Lorraine Hart

On Lyme Disease

Meet a Survivor

This fall, my daughter Anna enters her 20th year fighting neuroborreliosis (Lyme disease) and co-infections. We’ve written articles, done print and radio interviews, and every May we spend the month in activism, holding signs and waving to cars at the Purdy-302 intersection, all in the name of educating folks about Lyme in the Pacific Northwest.

But every September for the last 14 years we have also held a Lyme Picnic for patients, their caregivers and families. It’s a chance for Lyme patients to socialize and feel a sense of near normalcy for an afternoon. In a world where Lyme disease is so politicized, our picnic offers the gentle support of community.

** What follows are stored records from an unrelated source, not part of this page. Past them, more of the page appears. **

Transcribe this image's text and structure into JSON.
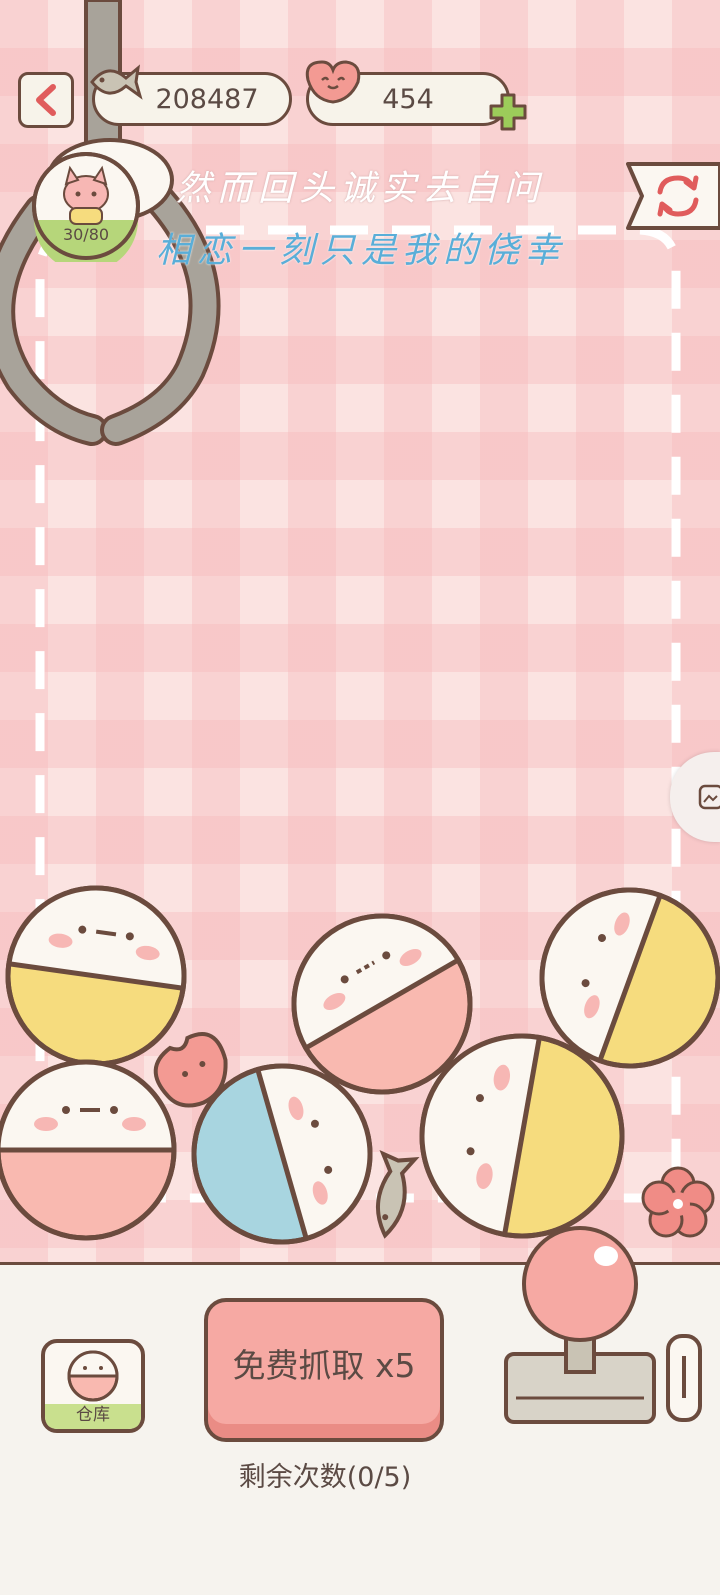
{
  "header": {
    "fish_count": "208487",
    "heart_count": "454"
  },
  "claw_counter": "30/80",
  "lyrics": {
    "line1": "然而回头诚实去自问",
    "line2": "相恋一刻只是我的侥幸"
  },
  "controls": {
    "grab_label": "免费抓取 x5",
    "remaining_label": "剩余次数(0/5)",
    "warehouse_label": "仓库"
  },
  "colors": {
    "outline": "#6b4b3e",
    "pink": "#f6a9a3",
    "yellow": "#f6dc7e",
    "blue": "#a8d5e0",
    "green": "#9ccc5a"
  }
}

This Sept. 9 marks our 15th Western Washington Lyme Picnic. We wanted to make it a standout event, so we’re bringing in a very special guest speaker to mark the anniversary. He is a former park ranger in the Sierra Nevada, the author of the popular “Nature Noir,” and his latest book, “Engineering Eden,” is quickly winning acclaim as well. But in the Lyme community, Jordan Fisher Smith is the North Star patient—one who got well.

“Nature Noir” came out in 2005 and there was a chapter in it about his experience with Lyme disease. The book took off and he harnessed that notoriety to fight back against the dreadful situation he’d been through. He and newfound friends organized a fundraiser that collected $425,000 for the Columbia University Lyme center, which was just in the planning stages at the time. This brought him to the attention of a film company called Open Eye Pictures and he spent three years working with them on the multiple award-winning documentary, “Under Our Skin.”

I asked Jordan why he stayed committed to Lyme patients after regaining his health.

“To a great extent they, and the issue of tick-borne disease, chose me,” he said. “Although I have been over my Lyme and babesia for 10 years now, I consider that role one in which I have the possibility of serving the public, as I served the public as a park ranger—a role that I was given so that I could help people and one I have no right to shrug off. What I went through, no one, including your daughter, should have to go through in a developed country where medicine to prevent and treat it is, or ought to be, available.”